Joe Aslaender of Richmond Hill holds a sign he created for a protest in Bayside. Photo by Christina Santucci |
About 20 protesters chose to participate on Tax Day in moveon.org’s “Make Them Pay” campaign, which claims millionaires and corporations avoid paying their fair share of taxes by taking advantage of tax loopholes.Moveon.org is a progressive, political action advocacy group.
“We bailed them out and then they turn around and use loopholes,” said the event’s organizer, David Yale. Yale said the specific loophole he refers to is one that allows a foreign subsidiary of a U.S. company to exempt foreign-generated earnings from U.S. corporate income tax as long as it does not bring the cash back to the U.S.
The United States imposes one of the highest corporate tax rates at 35 percent. U.S. companies do pay local corporate taxes to the country where the income is generated, and if the cash is repatriated to the United States, the company pays the difference between the foreign tax and the U.S tax. Yale, a Bayside resident, said he had not personally written his legislators about the corporate tax loophole.
Citigroup Monday reported its first-quarter earnings plummeted 32 percent from a year earlier to $2.99 billion from $4.43 billion in the January-March quarter of 2010, while revenue was down 22 percent to $19.7 billion. The banking giant announced late last month that it would resume paying a dividend after the crushing financial problems it faced before the federal bailout.
Moveon.org contends that Citigroup — along with GE, Bank of America, Google, BP, Amazon, Wells Fargo, Boeing, ExxonMobil, FedEx, Goldman Sachs and Chase — are some of the wealthiest corporations in the country doing everything in their power to avoid paying U.S. taxes. The organization’s web site frames the issue in the context of tax breaks for the wealthy at a time when the federal government is slashing public services.
“During these difficult economic times, when all Americans are being asked to sacrifice, it is simply wrong that Citigroup is shirking their American duty to pay their taxes,” said Yale. “We are protesting on Tax Day because corporate tax dodgers have a responsibility to our community and our nation to pay their fair share. We pay our taxes. Citibank should, too.”
Yale said Citigroup has 427 offshore tax havens and, if it paid its fare share of taxes, it would owe $1.5 trillion. Officials at Citibank would not comment on the group’s claim.
For about an hour protesters held up signs — with one reading, “It’s tax day!
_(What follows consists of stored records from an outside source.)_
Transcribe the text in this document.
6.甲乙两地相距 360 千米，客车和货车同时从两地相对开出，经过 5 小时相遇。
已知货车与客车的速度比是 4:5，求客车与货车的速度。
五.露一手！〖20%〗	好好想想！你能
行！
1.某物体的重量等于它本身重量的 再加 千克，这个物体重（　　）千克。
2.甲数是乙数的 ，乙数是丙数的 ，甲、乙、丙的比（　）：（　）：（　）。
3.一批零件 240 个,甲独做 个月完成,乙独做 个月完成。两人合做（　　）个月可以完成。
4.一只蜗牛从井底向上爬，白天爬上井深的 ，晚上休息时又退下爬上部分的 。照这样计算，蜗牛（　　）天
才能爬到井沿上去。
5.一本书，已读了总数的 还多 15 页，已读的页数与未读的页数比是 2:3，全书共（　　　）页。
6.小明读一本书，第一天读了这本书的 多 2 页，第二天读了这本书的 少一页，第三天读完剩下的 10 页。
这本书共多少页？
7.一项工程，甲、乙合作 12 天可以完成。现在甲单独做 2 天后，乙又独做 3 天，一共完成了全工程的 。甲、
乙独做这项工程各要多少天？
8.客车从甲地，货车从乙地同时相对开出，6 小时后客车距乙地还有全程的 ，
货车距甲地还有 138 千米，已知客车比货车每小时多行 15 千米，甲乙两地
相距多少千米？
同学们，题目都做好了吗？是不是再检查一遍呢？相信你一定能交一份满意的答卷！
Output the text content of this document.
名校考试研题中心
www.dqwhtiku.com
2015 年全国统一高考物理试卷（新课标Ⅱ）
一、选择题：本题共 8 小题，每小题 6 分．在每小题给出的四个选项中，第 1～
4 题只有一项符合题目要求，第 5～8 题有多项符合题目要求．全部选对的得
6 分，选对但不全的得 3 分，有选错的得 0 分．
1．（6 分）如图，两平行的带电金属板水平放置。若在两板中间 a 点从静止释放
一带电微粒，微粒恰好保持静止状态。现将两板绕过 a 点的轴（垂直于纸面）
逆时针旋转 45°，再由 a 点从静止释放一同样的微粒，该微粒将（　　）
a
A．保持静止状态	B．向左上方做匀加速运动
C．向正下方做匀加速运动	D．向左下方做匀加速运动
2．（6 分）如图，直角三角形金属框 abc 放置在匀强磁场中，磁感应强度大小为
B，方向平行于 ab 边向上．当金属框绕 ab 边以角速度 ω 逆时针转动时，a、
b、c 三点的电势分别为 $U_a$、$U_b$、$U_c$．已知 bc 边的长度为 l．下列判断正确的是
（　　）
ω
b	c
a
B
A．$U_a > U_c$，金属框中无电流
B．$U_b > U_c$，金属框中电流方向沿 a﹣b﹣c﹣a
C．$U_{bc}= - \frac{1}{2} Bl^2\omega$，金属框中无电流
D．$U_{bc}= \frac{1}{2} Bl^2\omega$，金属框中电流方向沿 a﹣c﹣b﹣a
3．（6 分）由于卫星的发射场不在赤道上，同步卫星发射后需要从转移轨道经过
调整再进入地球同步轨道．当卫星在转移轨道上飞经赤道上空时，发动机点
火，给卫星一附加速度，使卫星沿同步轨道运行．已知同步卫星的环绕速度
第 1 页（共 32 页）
We bailed Citibank out now they must pay their share of taxes” — and handed out literature to Citibank customers and passersby.
Michael McGrath said he has been laid off from his union plumbing job for 15 months and owes New York state $2,900 in taxes since he did not have anything deducted from his unemployment check.
“How come I have to pay my taxes and they don’t? These are people who don’t need tax breaks. Their incomes are through the stratosphere,” he said.
He acknowledged that while the corporations on moveon.org’s list are taking advantage of legal tax loopholes, their participation makes them complicit in an unfair system.
McGrath also said he did not think the protest was aimed at employees of this particular branch.
“I don’t think this branch thinks it’s against them. I think they know it’s against the corporation,” he said.